Support among this cohort topped 80% for universal pre-k, expanded Pell grants for low-income families, and affordable child care, and was basically on par with the views of African Americans and Latinos.

That indicates that there is a path for Democrats to gain a larger share of white working class voters, but The Democratic establishment does not have a serious plan that shows white non-college voters that they see the real problems facing Americans the same way.

Here is a modest program to improve Democrats’ chances with white working class voters:

1. The old guard Democratic leaders must go: Why would any Democratic candidate want to brand themselves with a party leadership that tells them to run content-free campaigns?
2. They should look at the political landscape: People are discontented, in part, because incomes haven’t risen in 15 years. What have Democrats done in response? Virtually nothing.
3. Democratic politicians need to listen to constituents. Democrats will never appeal to the majority of working Americans by primarily making more promises to enact new civil rights rules, or environmental laws. They have to deal with incomes.
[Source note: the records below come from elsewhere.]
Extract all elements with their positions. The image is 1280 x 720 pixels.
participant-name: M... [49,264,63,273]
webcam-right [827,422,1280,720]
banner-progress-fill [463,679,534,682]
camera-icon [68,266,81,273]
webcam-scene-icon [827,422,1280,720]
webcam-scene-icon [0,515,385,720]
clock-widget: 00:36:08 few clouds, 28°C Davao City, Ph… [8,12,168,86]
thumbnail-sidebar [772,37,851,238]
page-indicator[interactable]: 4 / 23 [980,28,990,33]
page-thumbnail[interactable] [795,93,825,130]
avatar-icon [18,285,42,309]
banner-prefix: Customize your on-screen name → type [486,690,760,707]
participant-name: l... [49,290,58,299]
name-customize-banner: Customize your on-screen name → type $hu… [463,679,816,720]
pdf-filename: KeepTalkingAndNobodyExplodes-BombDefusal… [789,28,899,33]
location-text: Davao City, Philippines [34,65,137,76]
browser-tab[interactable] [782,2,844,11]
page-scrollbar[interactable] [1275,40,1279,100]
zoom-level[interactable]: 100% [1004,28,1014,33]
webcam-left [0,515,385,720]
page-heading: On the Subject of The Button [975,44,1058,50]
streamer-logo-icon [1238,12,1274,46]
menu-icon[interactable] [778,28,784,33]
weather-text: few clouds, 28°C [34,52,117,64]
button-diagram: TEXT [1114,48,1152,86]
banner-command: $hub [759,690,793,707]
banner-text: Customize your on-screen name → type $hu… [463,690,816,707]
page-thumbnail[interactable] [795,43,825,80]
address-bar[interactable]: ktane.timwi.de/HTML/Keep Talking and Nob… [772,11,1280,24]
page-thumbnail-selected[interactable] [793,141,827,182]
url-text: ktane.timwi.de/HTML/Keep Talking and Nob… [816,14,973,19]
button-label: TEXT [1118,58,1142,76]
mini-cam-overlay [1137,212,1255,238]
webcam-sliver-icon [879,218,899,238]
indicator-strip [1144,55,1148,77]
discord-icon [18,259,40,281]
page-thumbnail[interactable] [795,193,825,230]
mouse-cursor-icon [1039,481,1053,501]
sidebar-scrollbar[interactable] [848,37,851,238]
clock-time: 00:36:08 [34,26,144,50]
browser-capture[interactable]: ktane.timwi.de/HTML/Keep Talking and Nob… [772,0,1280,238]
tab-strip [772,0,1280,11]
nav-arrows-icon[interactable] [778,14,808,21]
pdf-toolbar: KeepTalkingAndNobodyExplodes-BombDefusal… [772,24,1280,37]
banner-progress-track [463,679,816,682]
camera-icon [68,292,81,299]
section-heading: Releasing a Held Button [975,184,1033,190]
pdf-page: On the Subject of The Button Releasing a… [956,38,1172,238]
The economic struggles of the white working class, combined with a feeling of powerlessness, have undoubtedly made them susceptible to right-wing rhetoric, a major coup for Republicans. The key to Democrats winning over this demographic is more about calls for straightforward job creation, wage increases, and benefits for working-aged families, and less about ploys that superficially connect to them.

We should remember that “low income white” is not a synonym for “Republican.”